Italy wants to shield Monte dei Paschi from bad loan losses as it prepares the bailed-out bank for a sale, but faces resistance from European Union competition authorities, two sources close to the matter said, Reuters reported. Italy’s Treasury has a year-end deadline to present an outline of its strategy for getting out of the world’s oldest bank, which was at the forefront of Italy’s banking crisis until a 2017 state bailout was cleared by Brussels.
UniCredit SpA has told European Central Bank officials that it may create a German holding company to control part of its business, according to people with knowledge of the matter, the Bloomberg News reported. The move could potentially reduce funding costs and help shield the Italian bank from any future crisis in its home country. The plan, which hasn’t been finalized, could be announced at the bank’s Dec. 3 investor day, according to people with knowledge of the matter who asked not to be identified because the matter is private.
Italy is in talks with the European Commission over a plan to rid state-owned Monte dei Paschi di Siena of around two thirds of its soured loans to pave the way for a sale of the bank, a source with direct knowledge of the situation said, Reuters reported. Hurt by a pile of problem debts and a derivatives scandal, Monte dei Paschi was for years at the forefront of Italy’s banking crisis until a bailout in 2017, which handed the state a 68% stake in the world’s oldest lender.
Southern Italy has the worst graduate employment rates in the EU, according to new data published on Thursday which highlighted the impoverished region’s economic dysfunction, the Financial Times reported. Only one in three recent graduates is in employment in the area, less than half the EU average and the worst of any region in the bloc, including the poorest parts of Greece and Spain.
Telecom Italia SpA Chairman Fulvio Conti is planning to resign in a move that signals the battle for influence between two of the phone carrier’s largest investors may be nearing an end, according to people familiar with the matter, Bloomberg News reported. Fulvio Conti, 71, was appointed as chairman last year in a list proposed by Elliott Management Corp. as part of a board reshuffle won by the U.S. activist investor against the French media-conglomerate Vivendi SA. Conti’s resignation hasn’t been finalized and is expected to be discussed at a Sept. 26 board meeting, the people said.
Italy’s prime minister has called on Brussels to allow Rome “a little bit of time” to cut its debt by investing in economic growth, in his first meeting with the incoming president of the European Commission, the Financial Times reported. Giuseppe Conte, who was this week sworn in by lawmakers as the leader of Italy’s new coalition government, said that he would not pursue policies that would risk financial stability after a meeting in Brussels on Wednesday with Ursula von der Leyen, the commission’s incoming head.
A prolonged shadow-banking crisis and hurdles in bankruptcy rules are set to keep India atop the world’s worst bad-debt pile, even as Italy, which held the title previously, quickens the clean-up of its lenders, Bloomberg News reported. Moody’s Investors Service to Credit Suisse Group AG. warned that more loans may sour in the Asian nation’s banking system. More than 2.4% of total loans in India’s banking system may be under stress on top of the 9.6% bad debt ratio as of June, the highest among major economies, Credit Suisse estimates shows.

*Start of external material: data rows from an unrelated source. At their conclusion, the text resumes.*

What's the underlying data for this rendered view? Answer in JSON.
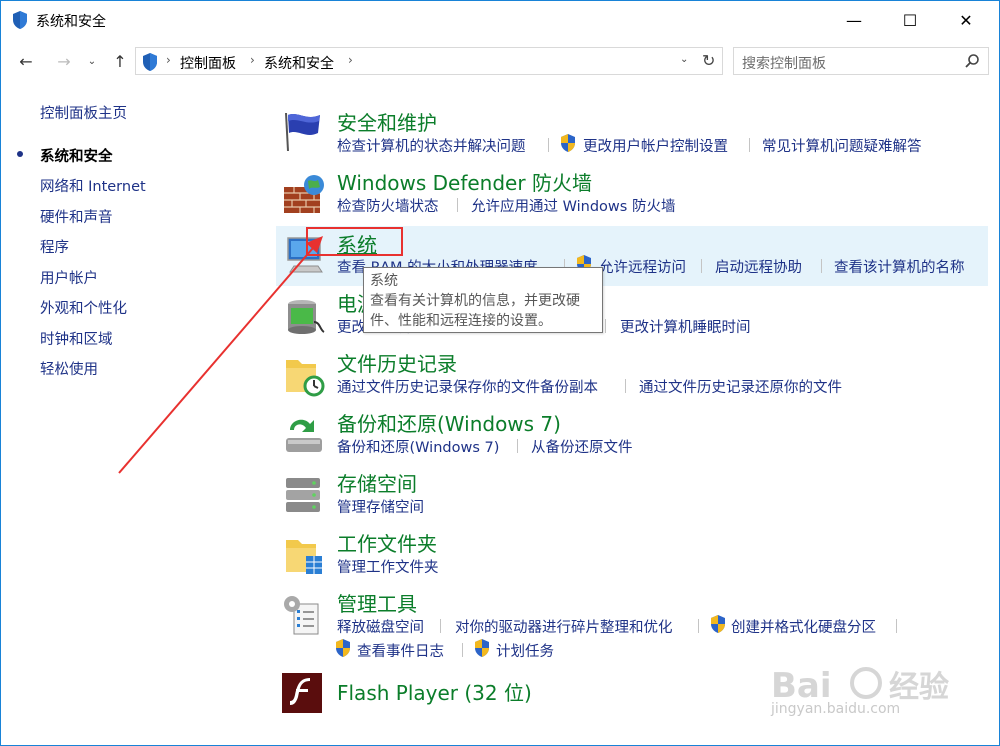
{
  "window": {
    "title": "系统和安全",
    "controls": {
      "minimize": "—",
      "maximize": "☐",
      "close": "✕"
    }
  },
  "navbar": {
    "back": "←",
    "forward": "→",
    "recent": "⌄",
    "up": "↑",
    "breadcrumbs": [
      "控制面板",
      "系统和安全"
    ],
    "separator": "›",
    "dropdown": "⌄",
    "refresh": "↻"
  },
  "search": {
    "placeholder": "搜索控制面板"
  },
  "left_nav": {
    "items": [
      {
        "label": "控制面板主页"
      },
      {
        "label": "系统和安全",
        "active": true
      },
      {
        "label": "网络和 Internet"
      },
      {
        "label": "硬件和声音"
      },
      {
        "label": "程序"
      },
      {
        "label": "用户帐户"
      },
      {
        "label": "外观和个性化"
      },
      {
        "label": "时钟和区域"
      },
      {
        "label": "轻松使用"
      }
    ]
  },
  "categories": {
    "security": {
      "title": "安全和维护",
      "links": [
        "检查计算机的状态并解决问题",
        "更改用户帐户控制设置",
        "常见计算机问题疑难解答"
      ]
    },
    "firewall": {
      "title": "Windows Defender 防火墙",
      "links": [
        "检查防火墙状态",
        "允许应用通过 Windows 防火墙"
      ]
    },
    "system": {
      "title": "系统",
      "links": [
        "查看 RAM 的大小和处理器速度",
        "允许远程访问",
        "启动远程协助",
        "查看该计算机的名称"
      ]
    },
    "power": {
      "title": "电源选项",
      "links": [
        "更改电池设置",
        "更改计算机睡眠时间"
      ]
    },
    "file_history": {
      "title": "文件历史记录",
      "links": [
        "通过文件历史记录保存你的文件备份副本",
        "通过文件历史记录还原你的文件"
      ]
    },
    "backup": {
      "title": "备份和还原(Windows 7)",
      "links": [
        "备份和还原(Windows 7)",
        "从备份还原文件"
      ]
    },
    "storage": {
      "title": "存储空间",
      "links": [
        "管理存储空间"
      ]
    },
    "work_folders": {
      "title": "工作文件夹",
      "links": [
        "管理工作文件夹"
      ]
    },
    "admin_tools": {
      "title": "管理工具",
      "links": [
        "释放磁盘空间",
        "对你的驱动器进行碎片整理和优化",
        "创建并格式化硬盘分区",
        "查看事件日志",
        "计划任务"
      ]
    },
    "flash": {
      "title": "Flash Player (32 位)"
    }
  },
  "tooltip": {
    "title": "系统",
    "line1": "查看有关计算机的信息，并更改硬",
    "line2": "件、性能和远程连接的设置。"
  },
  "watermark": {
    "text": "jingyan.baidu.com"
  },
  "colors": {
    "link": "#1e3287",
    "category_title": "#0b7d2a",
    "hover_bg": "#e5f3fb",
    "annotation": "#e8312f",
    "window_border": "#1883d7"
  }
}
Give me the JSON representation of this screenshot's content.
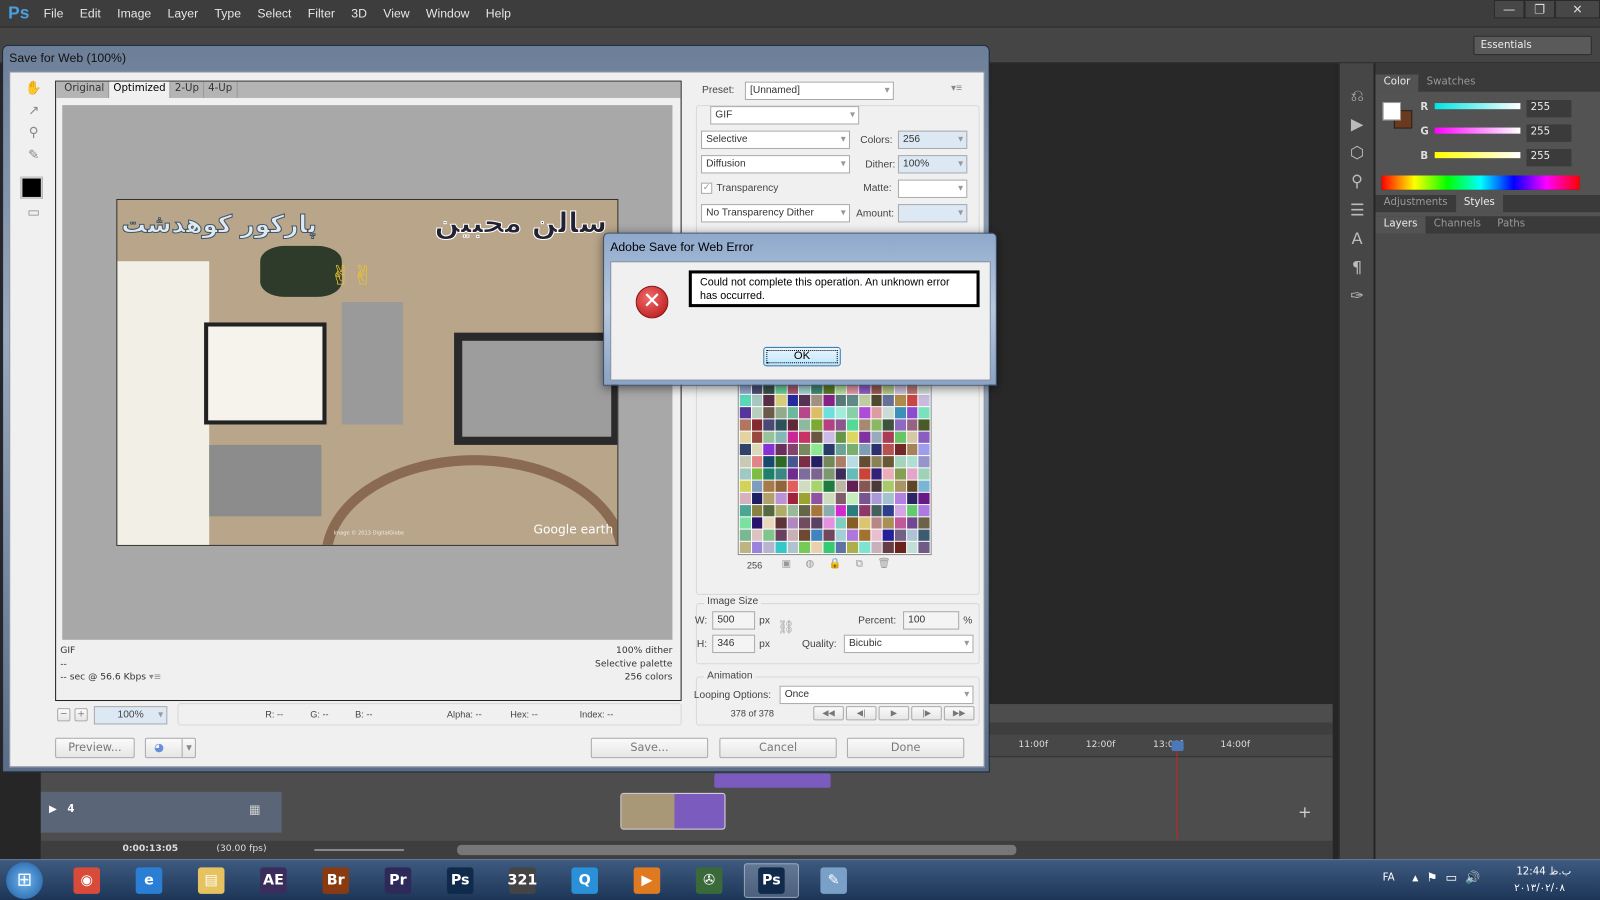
{
  "app": {
    "logo": "Ps",
    "menu": [
      "File",
      "Edit",
      "Image",
      "Layer",
      "Type",
      "Select",
      "Filter",
      "3D",
      "View",
      "Window",
      "Help"
    ],
    "workspace": "Essentials"
  },
  "window_controls": {
    "minimize": "—",
    "restore": "❐",
    "close": "✕"
  },
  "panels": {
    "color_tabs": [
      "Color",
      "Swatches"
    ],
    "channels": [
      {
        "label": "R",
        "value": "255",
        "color": "#00e5e5"
      },
      {
        "label": "G",
        "value": "255",
        "color": "#ff00ff"
      },
      {
        "label": "B",
        "value": "255",
        "color": "#ffff00"
      }
    ],
    "foreground": "#ffffff",
    "background": "#6b3a1e",
    "adj_tabs": [
      "Adjustments",
      "Styles"
    ],
    "layer_tabs": [
      "Layers",
      "Channels",
      "Paths"
    ]
  },
  "save_for_web": {
    "title": "Save for Web (100%)",
    "view_tabs": [
      "Original",
      "Optimized",
      "2-Up",
      "4-Up"
    ],
    "active_tab": "Optimized",
    "image_text": {
      "left": "پارکور کوهدشت",
      "right": "سالن محبین",
      "watermark": "Google earth",
      "small": "Image © 2013 DigitalGlobe"
    },
    "info_left": [
      "GIF",
      "--",
      "-- sec @ 56.6 Kbps"
    ],
    "info_right": [
      "100% dither",
      "Selective palette",
      "256 colors"
    ],
    "zoom": "100%",
    "readouts": [
      "R: --",
      "G: --",
      "B: --",
      "Alpha: --",
      "Hex: --",
      "Index: --"
    ],
    "preview_button": "Preview...",
    "save_button": "Save...",
    "cancel_button": "Cancel",
    "done_button": "Done",
    "preset_label": "Preset:",
    "preset_value": "[Unnamed]",
    "format": "GIF",
    "reduction": "Selective",
    "colors_label": "Colors:",
    "colors_value": "256",
    "dither_algo": "Diffusion",
    "dither_label": "Dither:",
    "dither_value": "100%",
    "transparency_label": "Transparency",
    "transparency_checked": true,
    "matte_label": "Matte:",
    "matte_value": "",
    "trans_dither": "No Transparency Dither",
    "amount_label": "Amount:",
    "amount_value": "",
    "color_count": "256",
    "image_size": {
      "title": "Image Size",
      "w_label": "W:",
      "w": "500",
      "h_label": "H:",
      "h": "346",
      "unit": "px",
      "percent_label": "Percent:",
      "percent": "100",
      "pct": "%",
      "quality_label": "Quality:",
      "quality": "Bicubic"
    },
    "animation": {
      "title": "Animation",
      "looping_label": "Looping Options:",
      "looping": "Once",
      "frame": "378 of 378"
    }
  },
  "error_dialog": {
    "title": "Adobe Save for Web Error",
    "message": "Could not complete this operation. An unknown error has occurred.",
    "ok": "OK"
  },
  "timeline": {
    "ticks": [
      "11:00f",
      "12:00f",
      "13:00f",
      "14:00f"
    ],
    "track": "4",
    "timecode": "0:00:13:05",
    "fps": "(30.00 fps)"
  },
  "taskbar": {
    "apps": [
      {
        "name": "chrome",
        "label": "◉",
        "color": "#d84b3a"
      },
      {
        "name": "ie",
        "label": "e",
        "color": "#2a7fd4"
      },
      {
        "name": "explorer",
        "label": "▤",
        "color": "#e7c260"
      },
      {
        "name": "after-effects",
        "label": "AE",
        "color": "#3a2d5c"
      },
      {
        "name": "bridge",
        "label": "Br",
        "color": "#8a3a10"
      },
      {
        "name": "premiere",
        "label": "Pr",
        "color": "#2d2a5a"
      },
      {
        "name": "photoshop-pinned",
        "label": "Ps",
        "color": "#0f2a4a"
      },
      {
        "name": "media-player-321",
        "label": "321",
        "color": "#444"
      },
      {
        "name": "quicktime",
        "label": "Q",
        "color": "#2a90d8"
      },
      {
        "name": "media-player",
        "label": "▶",
        "color": "#e07a20"
      },
      {
        "name": "media-center",
        "label": "✇",
        "color": "#3a6a3a"
      },
      {
        "name": "photoshop",
        "label": "Ps",
        "color": "#0f2a4a"
      },
      {
        "name": "paint",
        "label": "✎",
        "color": "#7aa0c8"
      }
    ],
    "lang": "FA",
    "time": "ب.ظ 12:44",
    "date": "۲۰۱۳/۰۲/۰۸"
  }
}
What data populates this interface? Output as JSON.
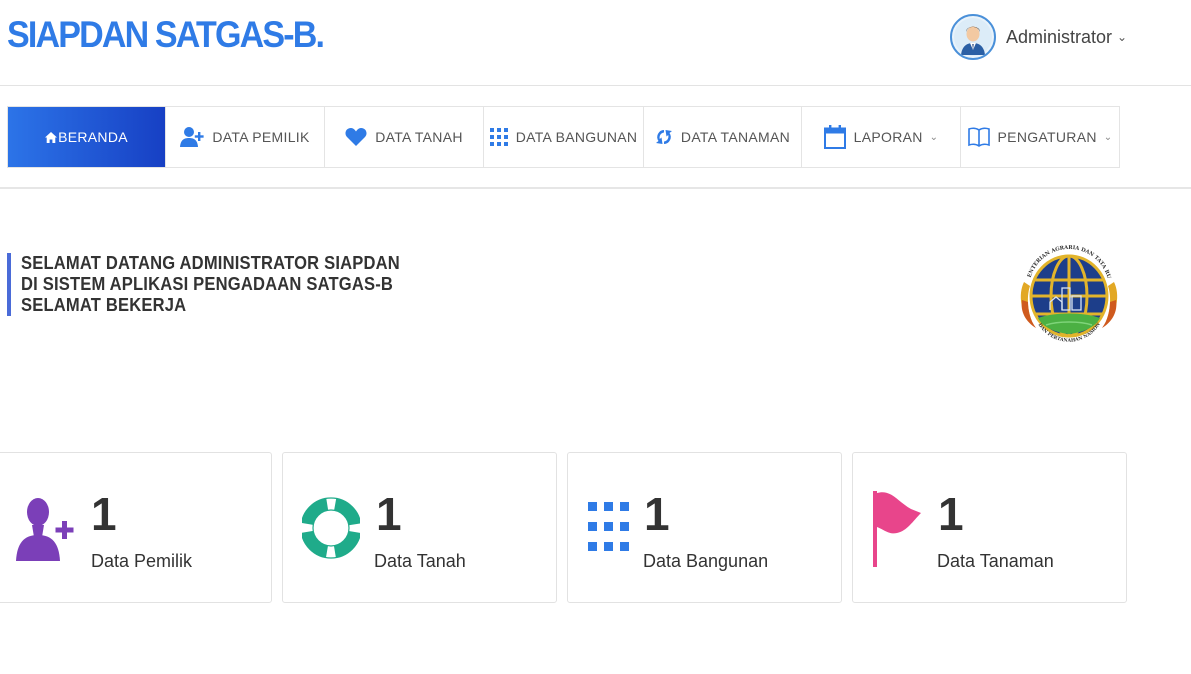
{
  "header": {
    "brand": "SIAPDAN SATGAS-B.",
    "user_name": "Administrator",
    "user_caret": "⌄"
  },
  "nav": {
    "items": [
      {
        "label": "BERANDA",
        "icon": "home-icon",
        "active": true
      },
      {
        "label": "DATA PEMILIK",
        "icon": "user-plus-icon"
      },
      {
        "label": "DATA TANAH",
        "icon": "heart-icon"
      },
      {
        "label": "DATA BANGUNAN",
        "icon": "grid-icon"
      },
      {
        "label": "DATA TANAMAN",
        "icon": "refresh-icon"
      },
      {
        "label": "LAPORAN",
        "icon": "calendar-icon",
        "dropdown": true
      },
      {
        "label": "PENGATURAN",
        "icon": "book-icon",
        "dropdown": true
      }
    ],
    "caret": "⌄"
  },
  "welcome": {
    "line1": "SELAMAT DATANG ADMINISTRATOR SIAPDAN",
    "line2": "DI SISTEM APLIKASI PENGADAAN SATGAS-B",
    "line3": "SELAMAT BEKERJA"
  },
  "logo": {
    "top_text": "KEMENTERIAN AGRARIA DAN TATA RUANG",
    "bottom_text": "BADAN PERTANAHAN NASIONAL"
  },
  "stats": [
    {
      "value": "1",
      "label": "Data Pemilik",
      "icon": "user-plus-icon",
      "color": "#7b3fb8"
    },
    {
      "value": "1",
      "label": "Data Tanah",
      "icon": "lifebuoy-icon",
      "color": "#1fab8a"
    },
    {
      "value": "1",
      "label": "Data Bangunan",
      "icon": "grid-icon",
      "color": "#2f7be6"
    },
    {
      "value": "1",
      "label": "Data Tanaman",
      "icon": "flag-icon",
      "color": "#e8458b"
    }
  ],
  "colors": {
    "brand": "#2f7be6",
    "nav_active_start": "#2c74e8",
    "nav_active_end": "#1740c4",
    "accent_bar": "#4a6bd8"
  }
}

La Perla, the indebted Italian lingerie brand owned by Lars Windhorst’s investment company, will list its shares on the Paris stock exchange to help access capital at a difficult time, Bloomberg News reported. La Perla, which has stores in London’s Sloane Street and St. Tropez, won’t raise any funds through the move, but the listing “will increase La Perla’s visibility and enhance access to capital," according to Chief Executive Officer Pascal Perrier. The company aims for a market capitalization of 473 million euros ($520 million) when shares are set to begin trading Friday in Paris.
Italian bonds surged to take benchmark yields to a record low as talks progressed to form a new government, reducing the political risk of fresh elections for investors, Bloomberg News reported. Ten-year yields fell below 1% for the first time and their premium over Germany, a key gauge of risk in the nation, touched the lowest level since May last year when the previous coalition was being formed.